Tool
There are several memcached monitoring tools available on the market, such as phpMemcachedAdmin, memcache-top, statsproxy, in addition to the memcahced console accessed by telnet. We will use phpMemcachedAdmin as a monitoring tool: it has a simple web interface and it is easy to use, we will also enumerate a few points which should be monitored and troubleshooting.
PhpMemcachedAdmin installation guide
PhpMemcachedAdmin must be downloaded from the website https://code.google.com/p/phpmemcacheadmin/, it is a simple script in php and as such it should run on an http server that has php support.
The latest version up to the date on which this guide was written is 1.2.2-r262, which can be obtained at the link: http://phpmemcacheadmin.googlecode.com/files/phpMemcachedAdmin-1.2.2-r262.tar.gz
Following the instructions on the site, decompress the package, give permission to execute the scripts and write permission in the server configuration file and the folder in which the reports are generated
in the root folder of your server e.g./var/www/
mkdir phpMemcachedAdmin
cd phpMemcachedAdmin
wget http://phpmemcacheadmin.googlecode.com/files/phpMemcachedAdmin-1.2.2-r262.tar.gz
tar -xvzf phpMemcachedAdmin-1.2.2-r262.tar.gz
chmod +rx *
chmod 0777 Config/Memcache.php
chmod 0777 Temp/
How to configure
Point the browser to install phpMemcahedAdmin on your server, in this case our installation is in http://localhost/phpMemcachedAdmin.
Initially the monitor is already configured to connect to a local memcached on the machine on which it was installed; if the memcached is installed somewhere else, you should access the "Edit Configuration" link located in the upper right corner, which will direct you to the page below.
On this screen you can monitor several memcached installations, for our configuration let's just edit the server address and port, keeping in mind that the default port is 11211; after saving the changes, follow the monitoring pages by clicking "See Live Stats" or "See Stats for" plus the server selection in the combo.

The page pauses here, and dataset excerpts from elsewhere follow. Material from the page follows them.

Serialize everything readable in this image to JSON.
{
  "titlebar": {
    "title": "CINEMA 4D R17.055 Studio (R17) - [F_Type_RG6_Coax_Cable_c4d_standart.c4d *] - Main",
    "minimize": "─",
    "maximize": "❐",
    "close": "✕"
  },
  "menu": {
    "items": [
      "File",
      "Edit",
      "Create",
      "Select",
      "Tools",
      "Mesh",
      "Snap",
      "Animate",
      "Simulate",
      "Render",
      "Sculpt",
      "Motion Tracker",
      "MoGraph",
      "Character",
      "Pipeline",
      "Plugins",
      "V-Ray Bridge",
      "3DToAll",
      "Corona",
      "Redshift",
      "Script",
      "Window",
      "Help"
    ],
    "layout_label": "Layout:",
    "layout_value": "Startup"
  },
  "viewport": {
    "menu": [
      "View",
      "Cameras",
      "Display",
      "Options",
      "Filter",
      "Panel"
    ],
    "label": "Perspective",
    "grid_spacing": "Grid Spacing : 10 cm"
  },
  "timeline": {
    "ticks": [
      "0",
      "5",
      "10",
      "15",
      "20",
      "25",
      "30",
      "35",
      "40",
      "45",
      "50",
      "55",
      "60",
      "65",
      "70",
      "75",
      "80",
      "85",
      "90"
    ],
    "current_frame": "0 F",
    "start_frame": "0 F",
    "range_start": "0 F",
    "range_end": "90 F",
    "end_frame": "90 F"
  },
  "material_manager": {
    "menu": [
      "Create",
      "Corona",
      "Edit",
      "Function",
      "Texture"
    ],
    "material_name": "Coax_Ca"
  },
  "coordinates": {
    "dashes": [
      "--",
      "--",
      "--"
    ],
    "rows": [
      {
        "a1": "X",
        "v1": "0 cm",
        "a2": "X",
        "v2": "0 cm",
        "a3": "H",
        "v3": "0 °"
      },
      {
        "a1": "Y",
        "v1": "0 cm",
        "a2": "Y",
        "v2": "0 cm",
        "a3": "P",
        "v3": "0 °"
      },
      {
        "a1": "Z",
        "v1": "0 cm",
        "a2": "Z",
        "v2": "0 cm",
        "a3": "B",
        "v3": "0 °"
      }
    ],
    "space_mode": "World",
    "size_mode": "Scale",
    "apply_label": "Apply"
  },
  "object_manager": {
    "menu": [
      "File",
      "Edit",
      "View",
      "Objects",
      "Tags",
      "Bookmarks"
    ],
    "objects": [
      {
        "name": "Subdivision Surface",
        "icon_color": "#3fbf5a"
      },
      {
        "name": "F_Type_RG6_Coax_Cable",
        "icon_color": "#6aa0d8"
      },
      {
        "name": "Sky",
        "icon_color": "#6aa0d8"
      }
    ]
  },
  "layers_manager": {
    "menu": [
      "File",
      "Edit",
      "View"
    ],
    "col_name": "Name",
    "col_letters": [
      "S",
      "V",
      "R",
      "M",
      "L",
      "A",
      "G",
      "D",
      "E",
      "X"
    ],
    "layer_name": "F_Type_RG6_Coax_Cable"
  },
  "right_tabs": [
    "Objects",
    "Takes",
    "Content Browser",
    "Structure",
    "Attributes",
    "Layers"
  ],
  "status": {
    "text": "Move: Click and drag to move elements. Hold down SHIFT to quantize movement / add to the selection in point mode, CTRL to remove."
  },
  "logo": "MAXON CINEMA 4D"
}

If the settings present a problem, you will view the page below, if that occurs check if memcached is running and reachable from the server that phpMemcached was installed, one way to verify this is by doing a telnet in the memcached address on port 11211.
Points of attention that must be monitored and solutions
In the "Cache size graphic" chart you have a clear indication of the memory size allocated for it versus the consumption and waste of memory. TOTVS Fluig Platform has been designed in such a way as to never expire a record that is in the cache, but a high memory consumption can cause memcached to purge the oldest records voluntarily and so users can lose certain permissions, this behavior is evidenced in the amount of "Evictions" that the system is performing.
Memcached was designed to work with 1 megabyte blocks by default, those blocks are named Slab and group records of similar sizes. When you request memcached to store a record, a calculation is performed in Slab to know if it will be inserted: if Slab is full, a new page will be created. In the example below, Slab 1 stores information the size of 96 bytes, as Slab page size has been parameterized to 5 megabytes an approximate math (1024*1024* 5)/96 = 54613 leads us to the conclusion that Slab contains 54613 records so if one more record is entered, memcached will create a new page for that Slab.
There are situations, as at Totvs, in which we may have groups of more than 100 thousand users, which ends up generating records larger than the ones supported by default, for those cases, we should parameterize memcached to work with larger Slabs by changing the parameter -I (“I” as in “insect”).
In the example below the page size configuration of the slab was 5 megabytes, that number is relatively high and ends up generating a big waste of memory. You can see in the example below that the maximum size for the records is 1.8 megabytes, so you can have a more assertive configuration and waste less if the parameter were close to 2 megabytes.
The waste happens when a page is created in the slab and the entire configured memory is allocated (in this case 5 megabytes): if that page no longer receives any or few records, that entire area will be underutilized.
How to fix.
The memcached parameterizations are a math that we have been unraveling slowly, nowadays we know that, in the Totvs environment, a Slab page size setting has to be larger than the standard and thus there is a greater consumption of memory, the settings are - m512-i5m, that is, we are allocating 512 megabytes of memory and 5 megabytes for Slab pages.